Cet opéra entre Espagne et France a subi de nombreuses versions de sorte que les quatre heures d’antenne en direct de Salzbourg donnent parfois une image désarticulée de l’ensemble de l’oeuvre La direction du Philarmonique de Vienne par Antonio Pappano, peu habitué, jusqu’ici à Salzbourg ; très délicatement musicien, dirige un cours ultra sensible de l’Orchestre avec des chanteurs hors pair, dont certains célèbres . Mise en scène feutrée de Peter Stein qui réduit trop le bûcher des hérétiques.
A célébrer plusieurs séquences de bravoure plutôt inoubliables.
Don Carlo c’est également l’histoire d’une formidable amitié entre le héros et le Marquis de Posa (Rodrigue) qui connaît les Flandres et leur malheur. Il vit à la Cour, estimé du Roi qui le met en garde contre le grand Inquisiteur. Deux jeunes gens que lie la défense de la liberté dans les Flandres et en Brabant, également maillon faible de l’Empire. Thomas Hampson chante Rodrigue avec générosité et intelligence, d’une grande prudence ce qui le distingue de l’impulsivité de Don Carlo. Ce grand chanteur est l’un des rares personnages à saisir la complexité de la situation et à savoir en assurer la maîtrise. Il calme les esprits d’un petit univers assez hystérique.

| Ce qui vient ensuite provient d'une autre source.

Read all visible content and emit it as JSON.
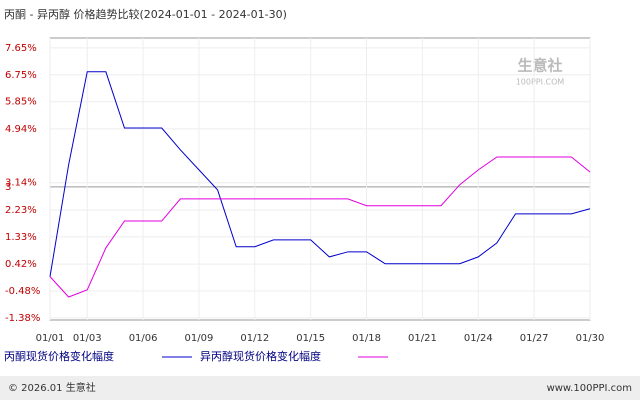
{
  "chart_data": {
    "type": "line",
    "title": "丙酮 - 异丙醇 价格趋势比较(2024-01-01 - 2024-01-30)",
    "categories": [
      "01/01",
      null,
      "01/03",
      null,
      null,
      "01/06",
      null,
      null,
      "01/09",
      null,
      null,
      "01/12",
      null,
      null,
      "01/15",
      null,
      null,
      "01/18",
      null,
      null,
      "01/21",
      null,
      null,
      "01/24",
      null,
      null,
      "01/27",
      null,
      null,
      "01/30"
    ],
    "series": [
      {
        "name": "丙酮现货价格变化幅度",
        "color": "#0000cc",
        "values": [
          0,
          3.74,
          6.85,
          6.85,
          4.97,
          4.97,
          4.97,
          4.24,
          3.57,
          2.9,
          1.0,
          1.0,
          1.23,
          1.23,
          1.23,
          0.66,
          0.83,
          0.83,
          0.43,
          0.43,
          0.43,
          0.43,
          0.43,
          0.66,
          1.13,
          2.1,
          2.1,
          2.1,
          2.1,
          2.27
        ]
      },
      {
        "name": "异丙醇现货价格变化幅度",
        "color": "#e000e0",
        "values": [
          0,
          -0.68,
          -0.44,
          0.96,
          1.86,
          1.86,
          1.86,
          2.6,
          2.6,
          2.6,
          2.6,
          2.6,
          2.6,
          2.6,
          2.6,
          2.6,
          2.6,
          2.37,
          2.37,
          2.37,
          2.37,
          2.37,
          3.07,
          3.57,
          4.0,
          4.0,
          4.0,
          4.0,
          4.0,
          3.5
        ]
      }
    ],
    "ylim": [
      -1.45,
      7.98
    ],
    "yticks": [
      {
        "value": 7.65,
        "label": "7.65%"
      },
      {
        "value": 6.75,
        "label": "6.75%"
      },
      {
        "value": 5.85,
        "label": "5.85%"
      },
      {
        "value": 4.94,
        "label": "4.94%"
      },
      3,
      {
        "value": 3.14,
        "label": "3.14%"
      },
      {
        "value": 2.23,
        "label": "2.23%"
      },
      {
        "value": 1.33,
        "label": "1.33%"
      },
      {
        "value": 0.42,
        "label": "0.42%"
      },
      {
        "value": -0.48,
        "label": "-0.48%"
      },
      {
        "value": -1.38,
        "label": "-1.38%"
      }
    ],
    "grid": true,
    "watermark": {
      "name": "生意社",
      "site": "100PPI.COM"
    },
    "footer": {
      "left": "© 2026.01 生意社",
      "right": "www.100PPI.com"
    }
  }
}
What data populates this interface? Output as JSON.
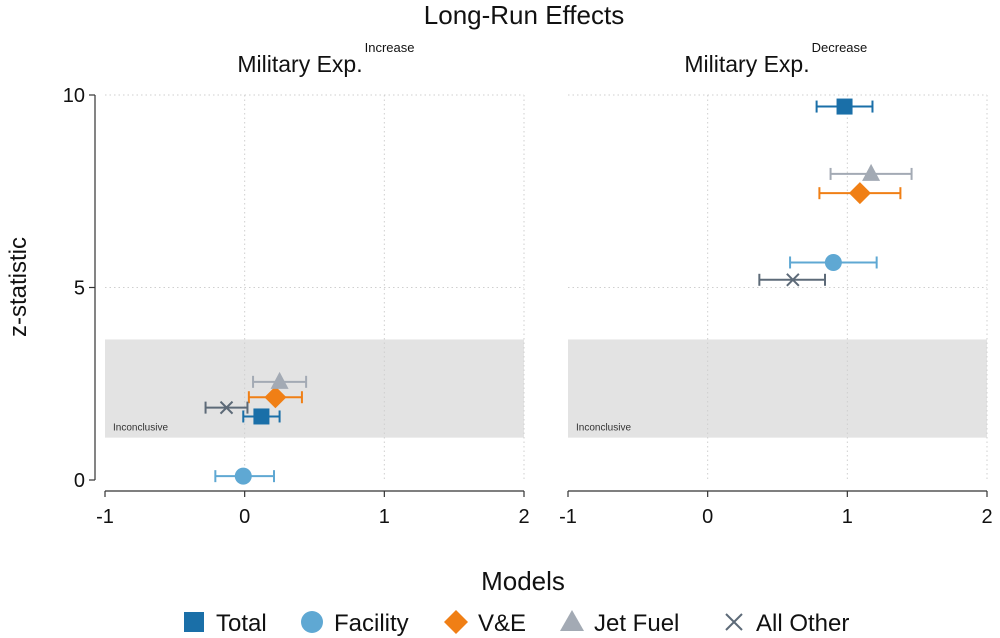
{
  "chart_data": {
    "type": "scatter",
    "title": "Long-Run Effects",
    "ylabel": "z-statistic",
    "xlim": [
      -1,
      2
    ],
    "ylim": [
      0,
      10
    ],
    "x_ticks": [
      "-1",
      "0",
      "1",
      "2"
    ],
    "y_ticks": [
      "0",
      "5",
      "10"
    ],
    "band": {
      "label": "Inconclusive",
      "y_from": 1.1,
      "y_to": 3.65
    },
    "legend": {
      "title": "Models",
      "position": "bottom"
    },
    "series_styles": [
      {
        "name": "Total",
        "marker": "square",
        "color": "#1a6fa8",
        "bar_color": "#1a6fa8"
      },
      {
        "name": "Facility",
        "marker": "circle",
        "color": "#5fa8d3",
        "bar_color": "#5fa8d3"
      },
      {
        "name": "V&E",
        "marker": "diamond",
        "color": "#f07f15",
        "bar_color": "#f07f15"
      },
      {
        "name": "Jet Fuel",
        "marker": "triangle",
        "color": "#a3aab4",
        "bar_color": "#a3aab4"
      },
      {
        "name": "All Other",
        "marker": "x",
        "color": "#5d6a78",
        "bar_color": "#5d6a78"
      }
    ],
    "panels": [
      {
        "subtitle": "Military Exp.",
        "superscript": "Increase",
        "points": [
          {
            "series": "Total",
            "x": 0.12,
            "y": 1.65,
            "lo": -0.01,
            "hi": 0.25
          },
          {
            "series": "Facility",
            "x": -0.01,
            "y": 0.1,
            "lo": -0.21,
            "hi": 0.21
          },
          {
            "series": "V&E",
            "x": 0.22,
            "y": 2.15,
            "lo": 0.03,
            "hi": 0.41
          },
          {
            "series": "Jet Fuel",
            "x": 0.25,
            "y": 2.55,
            "lo": 0.06,
            "hi": 0.44
          },
          {
            "series": "All Other",
            "x": -0.13,
            "y": 1.88,
            "lo": -0.28,
            "hi": 0.02
          }
        ]
      },
      {
        "subtitle": "Military Exp.",
        "superscript": "Decrease",
        "points": [
          {
            "series": "Total",
            "x": 0.98,
            "y": 9.7,
            "lo": 0.78,
            "hi": 1.18
          },
          {
            "series": "Facility",
            "x": 0.9,
            "y": 5.65,
            "lo": 0.59,
            "hi": 1.21
          },
          {
            "series": "V&E",
            "x": 1.09,
            "y": 7.45,
            "lo": 0.8,
            "hi": 1.38
          },
          {
            "series": "Jet Fuel",
            "x": 1.17,
            "y": 7.95,
            "lo": 0.88,
            "hi": 1.46
          },
          {
            "series": "All Other",
            "x": 0.61,
            "y": 5.2,
            "lo": 0.37,
            "hi": 0.84
          }
        ]
      }
    ]
  }
}
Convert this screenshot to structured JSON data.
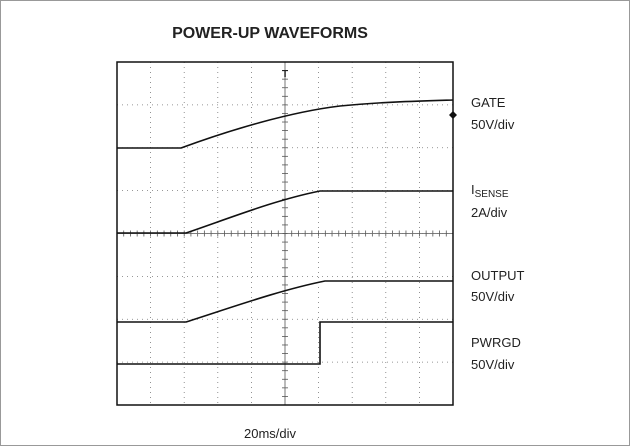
{
  "title": "POWER-UP WAVEFORMS",
  "channels": [
    {
      "name": "GATE",
      "scale": "50V/div"
    },
    {
      "name": {
        "main": "I",
        "sub": "SENSE"
      },
      "scale": "2A/div"
    },
    {
      "name": "OUTPUT",
      "scale": "50V/div"
    },
    {
      "name": "PWRGD",
      "scale": "50V/div"
    }
  ],
  "timebase": "20ms/div",
  "trigger": "T"
}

La manière dont il tient tête à Philippe II, au cours d’une altercation s’agissant des Flandres plus ou moins réformées, est à la fois, courageuse et lucide, évoquant « la paix des cimetières ». Philipe II juge ces provinces mâtées et calmes. Monde tyrannique, obscurantiste où la menace du grand Inquisiteur est brandie à tout propos. On songe à l’ « Ouverture d’Egmont » de Beethoven d’après Goethe sur le même thème, tout comme notre Don Carlo émane d’une pièce de Schiller. Dans un univers que Verdi, le progressiste, déteste et dénonce sans ménagement. La vaillance de Don Carlo demeure cependant à la hauteur de cette « barbarie », voix imposante qui se rapproche du baryton mais équilibrée par une fort belle sonorité de ténor. Nous l’avions admiré naguère dans « Werther » de Massenet à Bastille et sur Mezzo dans la mise en scène de Benoît Jacquot qui l’avait magnifiquement filmée.

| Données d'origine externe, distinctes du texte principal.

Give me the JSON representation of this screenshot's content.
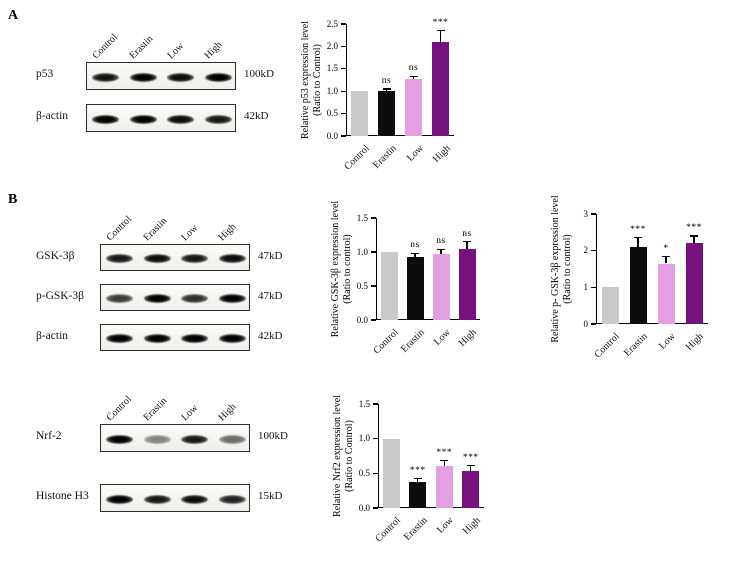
{
  "panels": {
    "a": {
      "label": "A"
    },
    "b": {
      "label": "B"
    }
  },
  "blots": [
    {
      "id": "blot-a",
      "lanes": [
        "Control",
        "Erastin",
        "Low",
        "High"
      ],
      "rows": [
        {
          "label": "p53",
          "kd": "100kD",
          "intensities": [
            0.92,
            1,
            0.95,
            1
          ]
        },
        {
          "label": "β-actin",
          "kd": "42kD",
          "intensities": [
            1,
            1,
            0.95,
            0.9
          ]
        }
      ]
    },
    {
      "id": "blot-b1",
      "lanes": [
        "Control",
        "Erastin",
        "Low",
        "High"
      ],
      "rows": [
        {
          "label": "GSK-3β",
          "kd": "47kD",
          "intensities": [
            0.9,
            0.95,
            0.9,
            0.95
          ]
        },
        {
          "label": "p-GSK-3β",
          "kd": "47kD",
          "intensities": [
            0.75,
            1,
            0.8,
            1
          ]
        },
        {
          "label": "β-actin",
          "kd": "42kD",
          "intensities": [
            1,
            1,
            1,
            1
          ]
        }
      ]
    },
    {
      "id": "blot-b2",
      "lanes": [
        "Control",
        "Erastin",
        "Low",
        "High"
      ],
      "rows": [
        {
          "label": "Nrf-2",
          "kd": "100kD",
          "intensities": [
            1,
            0.45,
            0.9,
            0.55
          ]
        },
        {
          "label": "Histone H3",
          "kd": "15kD",
          "intensities": [
            1,
            0.9,
            0.95,
            0.85
          ]
        }
      ]
    }
  ],
  "chart_data": [
    {
      "id": "p53",
      "type": "bar",
      "categories": [
        "Control",
        "Erastin",
        "Low",
        "High"
      ],
      "values": [
        1.0,
        1.0,
        1.27,
        2.1
      ],
      "errors": [
        0,
        0.05,
        0.06,
        0.25
      ],
      "annotations": [
        "",
        "ns",
        "ns",
        "***"
      ],
      "ylabel": "Relative p53 expression level\n(Ratio to Control)",
      "xlabel": "",
      "ylim": [
        0,
        2.5
      ],
      "yticks": [
        "0.0",
        "0.5",
        "1.0",
        "1.5",
        "2.0",
        "2.5"
      ],
      "grid": false,
      "legend": "none",
      "bar_colors": [
        "#c9c9c9",
        "#0d0d0d",
        "#e2a0e2",
        "#76117f"
      ]
    },
    {
      "id": "gsk3b",
      "type": "bar",
      "categories": [
        "Control",
        "Erastin",
        "Low",
        "High"
      ],
      "values": [
        1.0,
        0.93,
        0.97,
        1.05
      ],
      "errors": [
        0,
        0.05,
        0.07,
        0.1
      ],
      "annotations": [
        "",
        "ns",
        "ns",
        "ns"
      ],
      "ylabel": "Relative GSK-3β expression level\n(Ratio to control)",
      "xlabel": "",
      "ylim": [
        0,
        1.5
      ],
      "yticks": [
        "0.0",
        "0.5",
        "1.0",
        "1.5"
      ],
      "grid": false,
      "legend": "none",
      "bar_colors": [
        "#c9c9c9",
        "#0d0d0d",
        "#e2a0e2",
        "#76117f"
      ]
    },
    {
      "id": "p-gsk3b",
      "type": "bar",
      "categories": [
        "Control",
        "Erastin",
        "Low",
        "High"
      ],
      "values": [
        1.0,
        2.1,
        1.65,
        2.2
      ],
      "errors": [
        0,
        0.25,
        0.18,
        0.2
      ],
      "annotations": [
        "",
        "***",
        "*",
        "***"
      ],
      "ylabel": "Relative p- GSK-3β expression level\n(Ratio to control)",
      "xlabel": "",
      "ylim": [
        0,
        3
      ],
      "yticks": [
        "0",
        "1",
        "2",
        "3"
      ],
      "grid": false,
      "legend": "none",
      "bar_colors": [
        "#c9c9c9",
        "#0d0d0d",
        "#e2a0e2",
        "#76117f"
      ]
    },
    {
      "id": "nrf2",
      "type": "bar",
      "categories": [
        "Control",
        "Erastin",
        "Low",
        "High"
      ],
      "values": [
        1.0,
        0.38,
        0.6,
        0.53
      ],
      "errors": [
        0,
        0.04,
        0.08,
        0.08
      ],
      "annotations": [
        "",
        "***",
        "***",
        "***"
      ],
      "ylabel": "Relative Nrf2 expression level\n(Ratio to Control)",
      "xlabel": "",
      "ylim": [
        0,
        1.5
      ],
      "yticks": [
        "0.0",
        "0.5",
        "1.0",
        "1.5"
      ],
      "grid": false,
      "legend": "none",
      "bar_colors": [
        "#c9c9c9",
        "#0d0d0d",
        "#e2a0e2",
        "#76117f"
      ]
    }
  ]
}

Un univers si proche du précipice ne pouvait échapper à la perfidie, en l’occurrence celle de la Princesse Eboli. Ex maîtresse du Roi , amoureuse en secret de Don Carlo et qui révèle, par vengeance, les gros secrets de la situation à Philippe II. Lequel s’égare dans ce labyrinthe de messages. Et s’interroge dans une scène fameuse, un monologue, où triomphe l’illustre Matti Salminen, poignant dans sa chemise de nuit un rien comique. C’est le moment où le drame s’inverse, tout est connu, su : chaque personnage s’accuse de tous les maux. Phlippe II laisse tuer Rodrigue en dépit de sa haute protection ; Rodrigue avait récupéré des documents compromettants de la main de Don Carlo. La Princesse Eboli, hors de ses gonds, se tape la tête contre les murs de la cellule de Philippe II, c’est Ekaterina Semenschuk excellente dans la démesure alors qu’Anja Harteros (Elisabeth) semble succomber à la subjectivité de son drame. Tandis que Charles Quint, retiré du monde humain, ou mort ? sort de sa retraite, et en quelque sorte, sauve Don Carlo qu’il protège là en tant que père (Contrairement à ce qu’à signalé une speakerine). Don Carlo ira dans l’éternité des très grands, mais lui par vertu. Intervention du fantastique dans un univers proche de la destruction cf. « Le Crépuscule des Dieux ». Miracle ou décrochage de la réalité ; intervention du fantastique , chez Peter Stein qui s’étend un bon moment pour que le spectateur/auditeur plongé dans les chœurs et l’orchestre s’imagine délivré à l’image des personnages.